Naturiste surdoué passioné par l'afrique :
Né en 1902 à Rouen dans une famille unie, Théodore Monod, futur grand naturaliste, fut considéré comme un surdoué par beaucoup de ses professeurs. Passionné par l'Afrique et ses déserts, il passera une grande partie de sa vie à sillonner ces étendues arides à la recherche d'informations scientifiques. Décédé récemment, le legs qu'il a laissé aux générations à venir est inestimable.
Théodore Monod est né en 1902 à Rouen. En 1907, le pasteur Wilfred Monod, son père, est nommé à l'Oratoire du Louvre à Paris. Le jeune Théodore découvre la capitale avec émerveillement, en particulier le Ve arrondissement auquel il vouera une passion toute sa vie. Les promenades en compagnie de sa mère au Jardin des Plantes et son Musée National d'Histoire Naturelle sont peut-être à l'origine de son destin hors du commun.
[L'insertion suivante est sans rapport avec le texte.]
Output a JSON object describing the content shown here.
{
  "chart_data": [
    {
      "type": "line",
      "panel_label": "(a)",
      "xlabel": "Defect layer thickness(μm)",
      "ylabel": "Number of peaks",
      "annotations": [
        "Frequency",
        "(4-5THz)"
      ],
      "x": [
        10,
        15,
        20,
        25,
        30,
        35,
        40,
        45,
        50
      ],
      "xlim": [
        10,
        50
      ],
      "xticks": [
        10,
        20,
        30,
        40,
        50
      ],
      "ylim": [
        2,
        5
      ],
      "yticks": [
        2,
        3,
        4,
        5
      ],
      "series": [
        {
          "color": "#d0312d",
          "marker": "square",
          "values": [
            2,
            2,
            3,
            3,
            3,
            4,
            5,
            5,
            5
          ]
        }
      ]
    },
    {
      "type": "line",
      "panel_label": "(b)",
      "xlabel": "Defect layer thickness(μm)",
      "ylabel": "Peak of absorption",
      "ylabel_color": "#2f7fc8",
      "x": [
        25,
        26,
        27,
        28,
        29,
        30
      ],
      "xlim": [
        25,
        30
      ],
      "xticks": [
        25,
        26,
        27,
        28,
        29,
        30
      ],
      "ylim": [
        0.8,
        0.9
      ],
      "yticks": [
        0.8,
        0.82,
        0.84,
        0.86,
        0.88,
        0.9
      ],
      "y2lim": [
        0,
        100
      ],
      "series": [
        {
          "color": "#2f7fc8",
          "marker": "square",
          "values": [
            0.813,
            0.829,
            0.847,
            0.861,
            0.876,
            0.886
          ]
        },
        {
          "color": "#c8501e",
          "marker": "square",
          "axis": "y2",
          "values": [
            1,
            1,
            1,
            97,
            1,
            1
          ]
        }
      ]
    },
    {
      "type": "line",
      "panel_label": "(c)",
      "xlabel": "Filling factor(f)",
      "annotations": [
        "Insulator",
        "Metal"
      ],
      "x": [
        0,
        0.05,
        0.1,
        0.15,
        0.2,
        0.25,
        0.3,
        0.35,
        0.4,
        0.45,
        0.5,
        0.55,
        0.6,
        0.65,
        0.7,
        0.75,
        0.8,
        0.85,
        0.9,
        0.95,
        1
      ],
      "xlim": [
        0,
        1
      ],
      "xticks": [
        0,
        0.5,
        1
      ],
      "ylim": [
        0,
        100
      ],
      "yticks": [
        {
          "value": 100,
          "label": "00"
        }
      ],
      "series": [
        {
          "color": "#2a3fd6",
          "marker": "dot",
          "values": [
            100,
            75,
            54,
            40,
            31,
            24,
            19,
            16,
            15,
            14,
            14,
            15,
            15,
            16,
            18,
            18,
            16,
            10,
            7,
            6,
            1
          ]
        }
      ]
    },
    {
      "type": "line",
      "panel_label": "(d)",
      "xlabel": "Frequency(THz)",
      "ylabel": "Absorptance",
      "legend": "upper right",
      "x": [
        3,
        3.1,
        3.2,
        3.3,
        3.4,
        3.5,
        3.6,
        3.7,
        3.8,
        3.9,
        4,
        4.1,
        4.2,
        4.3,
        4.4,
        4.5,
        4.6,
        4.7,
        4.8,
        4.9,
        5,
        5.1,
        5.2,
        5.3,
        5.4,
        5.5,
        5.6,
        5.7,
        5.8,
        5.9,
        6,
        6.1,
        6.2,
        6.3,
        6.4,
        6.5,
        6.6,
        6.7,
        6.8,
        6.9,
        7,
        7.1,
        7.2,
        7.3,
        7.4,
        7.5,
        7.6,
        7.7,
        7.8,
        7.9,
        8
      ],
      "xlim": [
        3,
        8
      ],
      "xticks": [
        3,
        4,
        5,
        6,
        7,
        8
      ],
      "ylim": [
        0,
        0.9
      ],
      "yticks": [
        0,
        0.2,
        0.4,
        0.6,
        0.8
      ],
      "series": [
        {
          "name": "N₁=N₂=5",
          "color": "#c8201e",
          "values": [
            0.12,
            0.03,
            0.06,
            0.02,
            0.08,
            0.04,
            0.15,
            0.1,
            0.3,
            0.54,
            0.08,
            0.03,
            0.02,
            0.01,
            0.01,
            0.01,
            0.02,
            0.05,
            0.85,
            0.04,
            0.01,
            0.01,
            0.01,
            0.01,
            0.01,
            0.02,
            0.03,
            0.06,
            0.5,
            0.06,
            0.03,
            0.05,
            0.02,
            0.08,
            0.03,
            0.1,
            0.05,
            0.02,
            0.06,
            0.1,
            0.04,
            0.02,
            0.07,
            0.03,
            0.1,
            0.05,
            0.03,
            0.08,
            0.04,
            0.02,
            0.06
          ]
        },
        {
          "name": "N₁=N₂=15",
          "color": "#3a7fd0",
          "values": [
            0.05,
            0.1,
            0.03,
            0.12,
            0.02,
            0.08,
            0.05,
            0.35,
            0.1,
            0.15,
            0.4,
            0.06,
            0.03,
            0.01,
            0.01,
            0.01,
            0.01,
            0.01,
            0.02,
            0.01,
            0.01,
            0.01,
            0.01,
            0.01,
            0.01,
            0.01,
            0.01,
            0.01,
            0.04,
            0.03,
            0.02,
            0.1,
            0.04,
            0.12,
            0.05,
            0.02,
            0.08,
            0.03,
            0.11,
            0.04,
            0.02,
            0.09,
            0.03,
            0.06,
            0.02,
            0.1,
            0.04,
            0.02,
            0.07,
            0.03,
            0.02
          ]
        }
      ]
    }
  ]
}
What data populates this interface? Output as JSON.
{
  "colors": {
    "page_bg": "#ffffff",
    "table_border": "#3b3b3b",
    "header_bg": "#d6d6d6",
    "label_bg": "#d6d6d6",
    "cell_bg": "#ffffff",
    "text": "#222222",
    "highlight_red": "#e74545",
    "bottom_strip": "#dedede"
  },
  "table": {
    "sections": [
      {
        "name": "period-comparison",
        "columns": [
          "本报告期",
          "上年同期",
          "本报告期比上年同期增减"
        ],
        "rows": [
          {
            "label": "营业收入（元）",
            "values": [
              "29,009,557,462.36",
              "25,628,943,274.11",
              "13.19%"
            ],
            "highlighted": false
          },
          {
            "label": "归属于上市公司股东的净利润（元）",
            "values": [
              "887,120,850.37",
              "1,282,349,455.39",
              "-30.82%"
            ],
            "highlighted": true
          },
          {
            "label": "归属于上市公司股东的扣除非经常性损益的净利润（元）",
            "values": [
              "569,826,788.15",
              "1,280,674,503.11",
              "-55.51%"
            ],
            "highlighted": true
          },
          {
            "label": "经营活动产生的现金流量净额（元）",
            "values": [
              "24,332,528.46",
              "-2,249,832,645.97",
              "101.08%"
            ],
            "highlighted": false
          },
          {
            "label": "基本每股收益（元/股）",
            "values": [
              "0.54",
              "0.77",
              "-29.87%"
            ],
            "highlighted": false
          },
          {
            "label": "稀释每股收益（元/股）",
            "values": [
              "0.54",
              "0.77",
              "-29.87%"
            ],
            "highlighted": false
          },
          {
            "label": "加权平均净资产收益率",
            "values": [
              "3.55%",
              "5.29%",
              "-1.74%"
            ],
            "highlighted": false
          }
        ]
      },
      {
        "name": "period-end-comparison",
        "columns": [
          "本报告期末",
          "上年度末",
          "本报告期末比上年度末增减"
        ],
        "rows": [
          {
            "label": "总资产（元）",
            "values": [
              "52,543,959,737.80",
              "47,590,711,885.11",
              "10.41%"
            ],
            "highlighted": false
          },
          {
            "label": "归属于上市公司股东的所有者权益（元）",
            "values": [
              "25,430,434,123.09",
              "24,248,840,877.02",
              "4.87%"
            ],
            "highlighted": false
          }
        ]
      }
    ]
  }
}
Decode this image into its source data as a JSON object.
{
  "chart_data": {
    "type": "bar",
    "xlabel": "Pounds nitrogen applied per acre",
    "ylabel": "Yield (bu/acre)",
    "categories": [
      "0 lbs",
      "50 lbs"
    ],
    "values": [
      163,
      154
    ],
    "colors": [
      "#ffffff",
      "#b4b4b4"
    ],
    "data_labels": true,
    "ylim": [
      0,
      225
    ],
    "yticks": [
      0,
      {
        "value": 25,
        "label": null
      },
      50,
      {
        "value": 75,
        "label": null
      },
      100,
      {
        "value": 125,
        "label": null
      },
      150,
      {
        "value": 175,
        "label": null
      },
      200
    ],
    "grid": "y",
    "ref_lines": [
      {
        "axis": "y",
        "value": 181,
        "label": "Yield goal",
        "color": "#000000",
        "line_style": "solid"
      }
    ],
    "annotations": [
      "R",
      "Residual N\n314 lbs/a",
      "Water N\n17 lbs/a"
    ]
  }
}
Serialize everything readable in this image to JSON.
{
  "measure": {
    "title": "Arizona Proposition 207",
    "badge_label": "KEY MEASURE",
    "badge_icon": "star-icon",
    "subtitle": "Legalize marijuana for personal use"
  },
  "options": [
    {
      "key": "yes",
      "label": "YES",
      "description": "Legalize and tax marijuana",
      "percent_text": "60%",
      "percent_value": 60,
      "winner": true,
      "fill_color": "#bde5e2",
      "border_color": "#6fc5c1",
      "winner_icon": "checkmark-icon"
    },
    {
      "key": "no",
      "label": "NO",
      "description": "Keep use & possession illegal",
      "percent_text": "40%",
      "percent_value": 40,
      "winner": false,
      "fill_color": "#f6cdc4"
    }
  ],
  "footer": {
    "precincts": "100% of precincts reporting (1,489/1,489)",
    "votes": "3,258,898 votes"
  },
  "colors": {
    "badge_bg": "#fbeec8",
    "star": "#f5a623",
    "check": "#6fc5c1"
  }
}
Il dira lui-même de cet endroit magique : « J'y suis entré à l'âge de cinq ans et j'y suis encore ! ».
Avec son frère Samuel, caricaturiste talentueux, il commence à écrire des relations de voyages (dans le Midi de la France en 1916) puis des essais sur les insectes et animaux qu'il découvre.
À quinze ans, il fonde à son adresse la « Société d'Histoire Naturelle » et imprime son premier journal par abonnement (gratuit) dont il envoie même un exemplaire à André Gide, ami de sa famille. Puis, avec la création d'un nouveau journal, le « Martin Pêcheur », il commence l'apprentissage de son métier de naturaliste. C'est à cette époque qu'il ressent une vive passion pour les êtres vivants et la nature. Lors de vacances en famille sur la côte normande, il découvre une autre passion, la mer, qui l'entraînera plus tard dans les fonds marins.
Après son baccalauréat, il doit faire un choix : devenir pasteur comme son père ou préparer une licence de Sciences Naturelles à la Faculté de Théologie Protestante. Pendant deux ans, il suit donc l'enseignement de la Sorbonne, étudiant la zoologie, la botanique et la géologie. Ses notes sont excellentes et, sur recommandation de ses professeurs, il est nommé officiellement « naturaliste » pour une croisière océanographique de deux mois sur le Mistral, contre-torpilleur transformé en navire océanographique.
1 étudie donc l'Archipel des Glénans et se consacre à l'étude du plancton et des animaux marins. Lors de cette première grande mission, il découvre le désert qui marquera définitivement son destin : le 30 novembre 1922, il débarque à Port-Étienne (aujourd'hui Nouadhibou) en Mauritanie afin d'étudier la faune marine et la pêche de cette région peu connue.
À cette époque, Port-Étienne, n'est encore qu'un modeste poste militaire, avec une épicerie et un cercle administratif chargé de gérer la Baie du Lévrier jusqu'au Cap Blanc, 20 km plus au sud. Le manque de distractions pousse Théodore à sillonner la côte pour ramasser quantité d'échantillons marins.
Après un séjour d'un an en Mauritanie, Théodore regagne Paris et retrouve son laboratoire du Muséum. Il prend alors une décision qui change à tout jamais le cours de sa vie : rejoindre le Sénégal par le désert, à dos de chameau.
Accompagné d'un lieutenant, il se joint à une caravane de Maures qui descendent du Cap Blanc jusqu'à SaintLouis du Sénégal. Pendant les vingt jours de la « traversée », Théodore découvre le goût du désert, un nouveau sujet d'intérêt qui ne l'abandonnera plus jamais. De retour à Paris, il publie un article sur cette première traversée du désert et un autre qui fera date sur les dugongs de Madagascar, ces grands mammifères à l'origine de nombreuses légendes marines et peu connus à l'époque.